File photo: Picture credit: Ntswe Mokoena. 27/07/08
File photo: Picture credit: Ntswe Mokoena. 27/07/08

Phumzile Mlambo-Ngcuka, South Africa's first female deputy president, was appointed by Secretary-General Ban Ki-moon on Wednesday to head the U.N. agency promoting equality for women.

Mlambo-Ngcuka, a former member of parliament and longtime women's rights advocate, succeeds former Chilean president Michelle Bachelet as executive director of UN Women.

Ban spokesman Martin Nesirky announced the appointment, saying: "Mlambo-Ngcuka brings to this position a wealth of experience in advocating for women's issues with a combination of strategic leadership, consensus building and hands-on management experience."

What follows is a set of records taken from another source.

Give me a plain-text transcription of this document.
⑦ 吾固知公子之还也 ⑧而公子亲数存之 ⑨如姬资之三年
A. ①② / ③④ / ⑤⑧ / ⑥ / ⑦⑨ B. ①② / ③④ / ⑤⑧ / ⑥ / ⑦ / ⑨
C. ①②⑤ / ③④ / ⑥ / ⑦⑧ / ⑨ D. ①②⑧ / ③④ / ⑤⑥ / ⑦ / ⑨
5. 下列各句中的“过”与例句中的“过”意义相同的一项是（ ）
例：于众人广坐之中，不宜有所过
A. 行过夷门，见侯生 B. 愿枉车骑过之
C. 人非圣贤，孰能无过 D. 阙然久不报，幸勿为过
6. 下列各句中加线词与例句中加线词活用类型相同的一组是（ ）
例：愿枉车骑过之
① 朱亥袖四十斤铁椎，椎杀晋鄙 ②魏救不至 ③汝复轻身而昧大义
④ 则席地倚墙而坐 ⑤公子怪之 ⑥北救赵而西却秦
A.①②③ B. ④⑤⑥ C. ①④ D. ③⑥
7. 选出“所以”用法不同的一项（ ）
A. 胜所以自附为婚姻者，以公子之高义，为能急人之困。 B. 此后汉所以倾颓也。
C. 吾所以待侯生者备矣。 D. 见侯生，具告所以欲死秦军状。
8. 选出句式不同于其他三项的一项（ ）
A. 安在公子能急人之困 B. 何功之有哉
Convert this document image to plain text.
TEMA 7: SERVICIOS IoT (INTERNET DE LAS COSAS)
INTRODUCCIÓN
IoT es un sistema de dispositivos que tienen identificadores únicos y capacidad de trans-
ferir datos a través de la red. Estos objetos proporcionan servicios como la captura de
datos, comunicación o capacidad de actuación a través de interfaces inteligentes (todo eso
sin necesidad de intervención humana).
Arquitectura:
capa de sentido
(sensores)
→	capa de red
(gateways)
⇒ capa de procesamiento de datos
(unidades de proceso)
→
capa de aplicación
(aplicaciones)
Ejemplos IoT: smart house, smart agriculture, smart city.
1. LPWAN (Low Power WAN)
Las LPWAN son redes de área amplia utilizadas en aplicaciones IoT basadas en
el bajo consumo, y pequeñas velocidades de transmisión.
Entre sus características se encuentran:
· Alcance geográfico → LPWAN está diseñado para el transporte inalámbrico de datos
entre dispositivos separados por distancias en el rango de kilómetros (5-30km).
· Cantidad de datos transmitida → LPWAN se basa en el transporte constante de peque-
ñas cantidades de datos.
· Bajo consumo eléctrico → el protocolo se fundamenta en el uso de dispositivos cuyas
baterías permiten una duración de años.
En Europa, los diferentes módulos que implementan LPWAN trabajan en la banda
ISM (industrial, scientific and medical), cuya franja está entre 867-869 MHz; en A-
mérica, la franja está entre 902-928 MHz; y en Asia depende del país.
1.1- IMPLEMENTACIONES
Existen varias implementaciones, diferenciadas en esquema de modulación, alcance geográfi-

Bachelet was the first head of UN Women, which was created in July 2010 by the General Assembly to combine four U.N. bodies dealing with the advancement of women under a single umbrella.

She returned to Chile to run for president again.

Mlambo-Ngcuka, 57, was elected to parliament in South Africa's first multiracial elections in 1994 in which Nelson Mandela led the African National Congress (ANC) party to victory.

She was a member of the ANC's national executive committee from 1997 to 2007. She also served as deputy minister in the Department of Trade and Industry from 1996 to 1999, minister of minerals and energy from 1999 to 2005, and deputy president from 2005 to 2008 when Thabo Mbeki was president.

Mlambo-Ngcuka established the Umlambo Foundation in 2008 to provide support to schools in impoverished areas in South Africa and Malawi.

Earlier in her career, she served as the first president of South Africa's Natal Organisation of Women, an affiliate of the United Democratic Front anti-apartheid movement.

She then worked as the World Young Women's Christian Association youth director in Geneva before returning to South Africa, where she worked to promote economic development and skills training and help squatter women.